Results from our study suggest that moderate relationships exist between subscores from the FOM examination and Minho end-of-year grades. This finding was noted not only in the univariate analyses undertaken (the simple correlations) but also in the canonical correlation analysis.
As such, it seems that the FOM examination in part targets constructs that are not currently measured by the various assessments that contribute to Minho end-of-year grades. This implies that the combination of FOM and Minho grades provides a more comprehensive student assessment than either stand-alone measure. The goal of the FOM was to supplement local assessments (not replace them) by providing measures of content domains deemed important by participating medical schools but not necessarily targeted by their own exams. Therefore, our findings provide evidence to support that the FOM is contributing information not present in Minho assessments.
With respect to the contributions of individual measures, it is not surprising that Medicine subscores were highly related across and within canonical variates. The FOM Medicine subscore contained the largest amount of items (91) and thus contributed a greater amount of information to its canonical variate. Similarly, the Minho Medicine I Clerkship grade was computed from a number of assessments including knowledge-based tests, clinical ratings, patient interactions, and clinical vignettes. One finding that may seem to differ from this trend pertains to the strong associations noted between the Functional and Organic Systems II grade with its own canonical variate and the FOM linear combination of variables. This result is likely ascribed to the similarities of the contents addressed in these courses; both Functional and Organic Systems II and Medicine I Clerkship cover the topics of Cardiovascular and Respiratory Systems.
It is interesting that both the FOM Psychiatry subscore and the Mental Health Clerkship end-of-year grade were positively correlated with other variables both within and between sets but negatively related to each canonical variate. What might seem like a counterintuitive outcome is actually a classic illustration of a negative suppressor variable.
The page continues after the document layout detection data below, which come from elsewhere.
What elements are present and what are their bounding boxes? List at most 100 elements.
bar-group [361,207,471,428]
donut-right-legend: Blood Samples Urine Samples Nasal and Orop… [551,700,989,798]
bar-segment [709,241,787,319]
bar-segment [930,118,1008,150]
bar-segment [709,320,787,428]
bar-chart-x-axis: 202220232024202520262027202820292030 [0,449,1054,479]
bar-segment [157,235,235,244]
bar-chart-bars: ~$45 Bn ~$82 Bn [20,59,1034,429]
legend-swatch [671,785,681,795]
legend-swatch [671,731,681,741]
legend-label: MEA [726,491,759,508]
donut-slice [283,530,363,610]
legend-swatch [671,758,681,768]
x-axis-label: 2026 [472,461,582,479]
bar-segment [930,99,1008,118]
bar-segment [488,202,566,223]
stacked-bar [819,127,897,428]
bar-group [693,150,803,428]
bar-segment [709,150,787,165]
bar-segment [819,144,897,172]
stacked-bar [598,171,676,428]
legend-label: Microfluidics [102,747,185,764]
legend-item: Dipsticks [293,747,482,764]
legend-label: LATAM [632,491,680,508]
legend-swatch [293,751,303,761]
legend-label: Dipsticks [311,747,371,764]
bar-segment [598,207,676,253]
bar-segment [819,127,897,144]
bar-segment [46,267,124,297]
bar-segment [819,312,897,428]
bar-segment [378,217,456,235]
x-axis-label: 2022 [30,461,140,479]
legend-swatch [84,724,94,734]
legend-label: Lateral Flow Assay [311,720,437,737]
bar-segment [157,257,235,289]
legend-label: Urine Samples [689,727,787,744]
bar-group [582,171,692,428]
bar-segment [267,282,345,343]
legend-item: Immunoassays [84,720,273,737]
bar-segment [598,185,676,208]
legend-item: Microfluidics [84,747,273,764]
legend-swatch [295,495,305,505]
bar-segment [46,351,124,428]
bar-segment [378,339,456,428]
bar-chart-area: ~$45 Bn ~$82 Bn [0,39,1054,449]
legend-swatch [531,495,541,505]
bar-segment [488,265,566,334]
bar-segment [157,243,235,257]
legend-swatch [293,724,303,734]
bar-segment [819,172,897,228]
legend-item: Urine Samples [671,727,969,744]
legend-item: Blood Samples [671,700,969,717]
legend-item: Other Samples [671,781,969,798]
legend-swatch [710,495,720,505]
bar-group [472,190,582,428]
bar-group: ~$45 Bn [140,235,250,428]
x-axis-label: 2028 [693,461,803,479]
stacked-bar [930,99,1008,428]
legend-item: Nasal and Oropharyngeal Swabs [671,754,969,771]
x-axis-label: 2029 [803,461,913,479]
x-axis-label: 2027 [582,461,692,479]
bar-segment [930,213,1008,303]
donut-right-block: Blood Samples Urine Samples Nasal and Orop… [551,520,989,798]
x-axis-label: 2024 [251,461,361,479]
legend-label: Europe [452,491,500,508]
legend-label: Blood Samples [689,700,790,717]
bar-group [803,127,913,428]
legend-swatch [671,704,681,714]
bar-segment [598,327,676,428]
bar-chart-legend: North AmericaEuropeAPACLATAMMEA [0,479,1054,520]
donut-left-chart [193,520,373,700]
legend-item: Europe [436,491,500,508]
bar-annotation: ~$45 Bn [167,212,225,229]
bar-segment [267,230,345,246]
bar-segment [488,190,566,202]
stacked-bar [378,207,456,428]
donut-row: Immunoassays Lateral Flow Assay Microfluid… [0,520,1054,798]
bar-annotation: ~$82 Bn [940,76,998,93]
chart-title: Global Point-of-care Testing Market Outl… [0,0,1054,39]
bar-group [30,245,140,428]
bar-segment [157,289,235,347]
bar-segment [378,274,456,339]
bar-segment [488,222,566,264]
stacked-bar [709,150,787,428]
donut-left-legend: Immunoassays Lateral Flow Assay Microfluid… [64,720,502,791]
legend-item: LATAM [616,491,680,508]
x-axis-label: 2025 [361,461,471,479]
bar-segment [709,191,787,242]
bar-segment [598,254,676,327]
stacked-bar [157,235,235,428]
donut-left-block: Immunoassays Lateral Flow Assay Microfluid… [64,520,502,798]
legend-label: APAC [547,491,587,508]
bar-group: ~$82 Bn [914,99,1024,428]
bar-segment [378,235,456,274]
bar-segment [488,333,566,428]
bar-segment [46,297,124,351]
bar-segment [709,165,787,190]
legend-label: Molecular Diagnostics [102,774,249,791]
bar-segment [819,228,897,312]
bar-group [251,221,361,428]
Both measures are related to other FOM subscores, as evidenced by positive correlations between FOM Psychiatry scores, Minho Mental Health grades, and additional variables. However, these two measures are inversely related to both linear composites of FOM and Minho variables. By including them in the model, we actually improve its fit by partialing out the variance shared between the suppressor variables and other measures; that is, the latter variance resides in the suppressor variable only.
It is important to stress that the results of this study must be interpreted with a few caveats. First, the sample size was small, which impacts the power of the analysis and the extent to which findings can be generalized to other cohorts. Second, the analysis, because of the small sample size, was restricted to a portion of all subscores computed. Nonetheless, there was consensus that the latter variables were the most germane because they were consistent for all examinees. Also, it is possible that the modest relationships noted between FOM subscores and Minho end-of-year grades reflect some decay in knowledge, especially for those content areas applied less frequently. Finally, canonical correlation, although useful, must be viewed as a descriptive analysis which may lead to solutions that are difficult to interpret. As such, this study needs to be replicated with other participating cohorts before making more definitive conclusions about the merits of the FOM examination program.
Despite these limitations, our findings suggest that the FOM examination provides useful additional measures of constructs not targeted by end-of-year grades. Future plans call for replicating these analyses not only with further cohorts of Portuguese students but also with other participants, once more local data become available.